A Origem da Tragédia - Cap. 12: Capítulo 12 Pág. 69 / 164

O artista titânico acreditava obstinadamente poder criar homens e, pelo menos, poder destruir deuses e isto por sua sabedoria superior que, porém, era forçado a expiar no sofrimento, eterno. O sublime “saber” do grande gênio que, mesmo com dor eterna, é pago mui exiguamente, o orgulho áspero do artista — é isto o que representa o conteúdo e a alma da poesia esquiléica, enquanto que Sófocles entoa, preludiando, no Édipo a canção vitoriosa do santo.

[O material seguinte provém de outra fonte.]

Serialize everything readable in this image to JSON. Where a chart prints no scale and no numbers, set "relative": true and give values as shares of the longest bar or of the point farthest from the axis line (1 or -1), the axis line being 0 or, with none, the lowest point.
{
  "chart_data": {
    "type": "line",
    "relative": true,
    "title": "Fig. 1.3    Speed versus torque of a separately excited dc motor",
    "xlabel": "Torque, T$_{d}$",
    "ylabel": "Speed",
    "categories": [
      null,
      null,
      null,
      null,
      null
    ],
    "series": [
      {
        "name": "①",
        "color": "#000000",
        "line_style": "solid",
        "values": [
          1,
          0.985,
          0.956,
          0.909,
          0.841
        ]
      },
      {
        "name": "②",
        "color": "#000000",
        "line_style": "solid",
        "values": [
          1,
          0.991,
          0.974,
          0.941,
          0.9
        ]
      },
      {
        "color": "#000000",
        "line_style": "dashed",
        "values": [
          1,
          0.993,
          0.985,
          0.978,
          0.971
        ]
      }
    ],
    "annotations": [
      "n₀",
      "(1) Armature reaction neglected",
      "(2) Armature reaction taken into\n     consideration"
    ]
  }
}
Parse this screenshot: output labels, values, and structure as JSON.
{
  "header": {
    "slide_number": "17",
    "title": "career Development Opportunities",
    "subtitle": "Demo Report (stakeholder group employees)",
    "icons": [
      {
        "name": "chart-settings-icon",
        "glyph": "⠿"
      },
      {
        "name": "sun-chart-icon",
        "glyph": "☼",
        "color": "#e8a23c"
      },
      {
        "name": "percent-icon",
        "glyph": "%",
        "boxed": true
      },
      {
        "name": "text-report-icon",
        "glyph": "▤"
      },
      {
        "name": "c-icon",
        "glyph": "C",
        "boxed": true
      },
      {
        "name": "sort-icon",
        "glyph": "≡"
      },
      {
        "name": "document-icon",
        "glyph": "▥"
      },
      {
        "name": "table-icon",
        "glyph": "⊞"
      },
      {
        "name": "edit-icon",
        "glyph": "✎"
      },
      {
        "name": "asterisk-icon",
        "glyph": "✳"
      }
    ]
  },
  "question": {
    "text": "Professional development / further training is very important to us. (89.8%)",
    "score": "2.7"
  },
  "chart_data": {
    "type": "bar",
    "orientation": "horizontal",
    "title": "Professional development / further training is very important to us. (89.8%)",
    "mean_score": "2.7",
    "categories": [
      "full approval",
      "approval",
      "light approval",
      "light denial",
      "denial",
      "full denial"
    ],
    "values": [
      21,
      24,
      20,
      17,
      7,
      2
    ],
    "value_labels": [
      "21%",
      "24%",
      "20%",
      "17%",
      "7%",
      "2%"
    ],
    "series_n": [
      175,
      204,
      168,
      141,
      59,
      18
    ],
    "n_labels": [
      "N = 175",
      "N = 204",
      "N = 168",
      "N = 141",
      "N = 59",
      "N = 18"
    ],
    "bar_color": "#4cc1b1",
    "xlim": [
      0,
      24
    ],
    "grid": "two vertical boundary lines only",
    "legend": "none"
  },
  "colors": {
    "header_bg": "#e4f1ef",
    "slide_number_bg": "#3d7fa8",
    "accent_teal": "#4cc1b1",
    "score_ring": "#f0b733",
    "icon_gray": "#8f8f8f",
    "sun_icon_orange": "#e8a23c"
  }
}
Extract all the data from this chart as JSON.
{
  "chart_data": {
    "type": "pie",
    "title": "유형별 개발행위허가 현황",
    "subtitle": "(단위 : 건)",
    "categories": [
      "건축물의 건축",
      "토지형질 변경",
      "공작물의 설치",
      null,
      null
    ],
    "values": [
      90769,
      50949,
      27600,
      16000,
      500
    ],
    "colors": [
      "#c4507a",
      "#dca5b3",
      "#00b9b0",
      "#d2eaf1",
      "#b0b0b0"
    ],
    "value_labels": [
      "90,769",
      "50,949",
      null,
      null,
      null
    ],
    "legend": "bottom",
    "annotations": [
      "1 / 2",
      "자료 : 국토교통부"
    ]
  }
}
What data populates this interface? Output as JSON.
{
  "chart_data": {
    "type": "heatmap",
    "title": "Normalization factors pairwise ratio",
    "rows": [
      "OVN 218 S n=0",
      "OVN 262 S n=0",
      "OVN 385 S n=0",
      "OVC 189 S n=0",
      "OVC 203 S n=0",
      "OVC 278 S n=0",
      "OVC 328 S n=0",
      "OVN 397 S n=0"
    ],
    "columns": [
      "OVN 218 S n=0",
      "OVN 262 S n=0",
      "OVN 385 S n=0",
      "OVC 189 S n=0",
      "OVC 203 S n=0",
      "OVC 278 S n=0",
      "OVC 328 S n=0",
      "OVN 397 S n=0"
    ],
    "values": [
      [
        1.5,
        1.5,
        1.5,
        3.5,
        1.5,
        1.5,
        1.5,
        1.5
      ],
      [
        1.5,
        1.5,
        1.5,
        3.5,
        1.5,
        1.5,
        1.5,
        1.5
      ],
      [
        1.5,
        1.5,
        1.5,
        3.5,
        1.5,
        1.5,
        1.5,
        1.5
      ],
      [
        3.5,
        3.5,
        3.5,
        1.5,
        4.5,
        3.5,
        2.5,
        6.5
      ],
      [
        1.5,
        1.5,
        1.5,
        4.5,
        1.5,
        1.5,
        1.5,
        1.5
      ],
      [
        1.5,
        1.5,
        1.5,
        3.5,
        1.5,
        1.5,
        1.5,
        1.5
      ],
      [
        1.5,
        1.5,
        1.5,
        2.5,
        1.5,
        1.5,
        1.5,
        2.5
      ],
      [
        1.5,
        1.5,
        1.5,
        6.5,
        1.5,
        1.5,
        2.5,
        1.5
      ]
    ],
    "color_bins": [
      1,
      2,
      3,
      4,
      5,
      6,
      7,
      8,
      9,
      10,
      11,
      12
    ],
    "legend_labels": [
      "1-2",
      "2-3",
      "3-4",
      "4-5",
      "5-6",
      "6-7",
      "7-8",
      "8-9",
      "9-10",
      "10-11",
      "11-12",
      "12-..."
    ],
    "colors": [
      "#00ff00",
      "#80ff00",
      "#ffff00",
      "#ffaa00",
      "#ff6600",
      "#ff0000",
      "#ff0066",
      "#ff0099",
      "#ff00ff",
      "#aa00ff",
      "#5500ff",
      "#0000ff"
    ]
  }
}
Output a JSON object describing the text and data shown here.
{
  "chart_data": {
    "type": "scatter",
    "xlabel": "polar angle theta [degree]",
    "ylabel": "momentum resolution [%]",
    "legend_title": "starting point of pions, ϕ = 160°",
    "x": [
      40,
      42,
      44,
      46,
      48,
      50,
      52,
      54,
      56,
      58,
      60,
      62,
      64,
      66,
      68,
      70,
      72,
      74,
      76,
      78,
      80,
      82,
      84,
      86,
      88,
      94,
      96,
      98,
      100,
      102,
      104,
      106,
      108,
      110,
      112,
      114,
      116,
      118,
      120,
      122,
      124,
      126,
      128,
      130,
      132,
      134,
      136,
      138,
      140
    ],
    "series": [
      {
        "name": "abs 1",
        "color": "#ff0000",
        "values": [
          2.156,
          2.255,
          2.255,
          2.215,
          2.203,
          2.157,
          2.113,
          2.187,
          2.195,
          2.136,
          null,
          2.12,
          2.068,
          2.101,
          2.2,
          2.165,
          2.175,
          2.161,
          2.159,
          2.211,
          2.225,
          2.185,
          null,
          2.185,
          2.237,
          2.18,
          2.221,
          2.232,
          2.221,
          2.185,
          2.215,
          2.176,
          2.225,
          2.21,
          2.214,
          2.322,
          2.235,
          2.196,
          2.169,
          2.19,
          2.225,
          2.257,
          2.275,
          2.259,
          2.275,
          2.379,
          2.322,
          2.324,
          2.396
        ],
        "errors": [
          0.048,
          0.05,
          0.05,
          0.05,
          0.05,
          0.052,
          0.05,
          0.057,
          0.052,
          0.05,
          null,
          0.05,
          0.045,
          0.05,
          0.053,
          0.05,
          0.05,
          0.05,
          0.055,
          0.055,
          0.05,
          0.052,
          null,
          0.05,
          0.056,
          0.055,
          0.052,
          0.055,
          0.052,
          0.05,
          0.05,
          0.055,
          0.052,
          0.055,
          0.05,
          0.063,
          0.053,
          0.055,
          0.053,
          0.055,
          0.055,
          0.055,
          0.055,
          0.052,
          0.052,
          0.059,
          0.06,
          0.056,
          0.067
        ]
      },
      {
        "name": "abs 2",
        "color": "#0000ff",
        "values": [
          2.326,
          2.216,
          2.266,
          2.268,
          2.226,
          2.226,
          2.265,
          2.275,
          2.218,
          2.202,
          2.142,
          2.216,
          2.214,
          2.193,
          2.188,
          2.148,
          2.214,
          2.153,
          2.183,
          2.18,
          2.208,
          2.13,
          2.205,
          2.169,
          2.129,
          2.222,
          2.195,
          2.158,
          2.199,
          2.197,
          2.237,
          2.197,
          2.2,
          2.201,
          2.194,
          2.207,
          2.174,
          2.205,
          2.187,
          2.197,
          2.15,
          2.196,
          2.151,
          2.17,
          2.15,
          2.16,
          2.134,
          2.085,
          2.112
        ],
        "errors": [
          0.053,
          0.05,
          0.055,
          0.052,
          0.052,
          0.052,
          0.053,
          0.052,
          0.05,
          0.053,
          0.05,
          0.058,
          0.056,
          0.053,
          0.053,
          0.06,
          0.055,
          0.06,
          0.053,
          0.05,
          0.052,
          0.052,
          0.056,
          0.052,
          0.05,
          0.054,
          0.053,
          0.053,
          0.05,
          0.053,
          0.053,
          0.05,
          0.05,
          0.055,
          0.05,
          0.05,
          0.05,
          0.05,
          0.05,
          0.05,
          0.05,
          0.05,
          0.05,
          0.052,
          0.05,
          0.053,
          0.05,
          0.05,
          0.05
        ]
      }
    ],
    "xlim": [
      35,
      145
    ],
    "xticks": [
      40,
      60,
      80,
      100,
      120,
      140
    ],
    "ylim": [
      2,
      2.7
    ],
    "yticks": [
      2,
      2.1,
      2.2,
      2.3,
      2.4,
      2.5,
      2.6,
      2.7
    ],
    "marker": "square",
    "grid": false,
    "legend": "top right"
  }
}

Mas também com a interpretação que Ésquilo deu ao mito, não foi medida a pasmosa profundeza do terror; o desejo de ser do artista, a alegria do labor artístico que se opõe a toda desgraça é antes uma luminosa imagem de nuvem e céu; que se reflete em um lago de tristeza. A lenda de Prometeu é uma propriedade primitiva de toda a comunidade popular ariana e um documento para a disposição destes no trágico e ao meditativo; não é mesmo improvável que este mito tenha a mesma importância artística para o ser ariano, que tem o mito do pecado de Adão para o semita, e que entre ambos os mitos exista um grau de parentesco como entre irmão e irmã. A pressuposição daquele mito de Prometeu é o valor excessivo, que a humanidade primitiva atribui ao fogo como sendo o verdadeiro paladino de qualquer cultura que desponta. O fato, porém, é que o homem governa livremente este fogo, e que não o recebe somente como uma dádiva celeste, como raio inflamável ou incêndio solar. Isto parecia a tais contemplativos, homens-primitivos, um ultraje, um roubo à natureza divina. Assim, apresenta-nos desde já o primeiro problema filosófico uma oposição melindrosamente insolúvel entre homem e Deus e coloca-a como um bloco de pedra no limiar de toda a cultura. O melhor e o mais excelso, de que pode participar a humanidade ela o consegue por um ultraje, sendo obrigada a arcar com todas as suas consequências, isto é, com todo o dilúvio de sofrimentos e desgostos com que as divindades têm de afligir o gênero humano, que nobremente se eleva.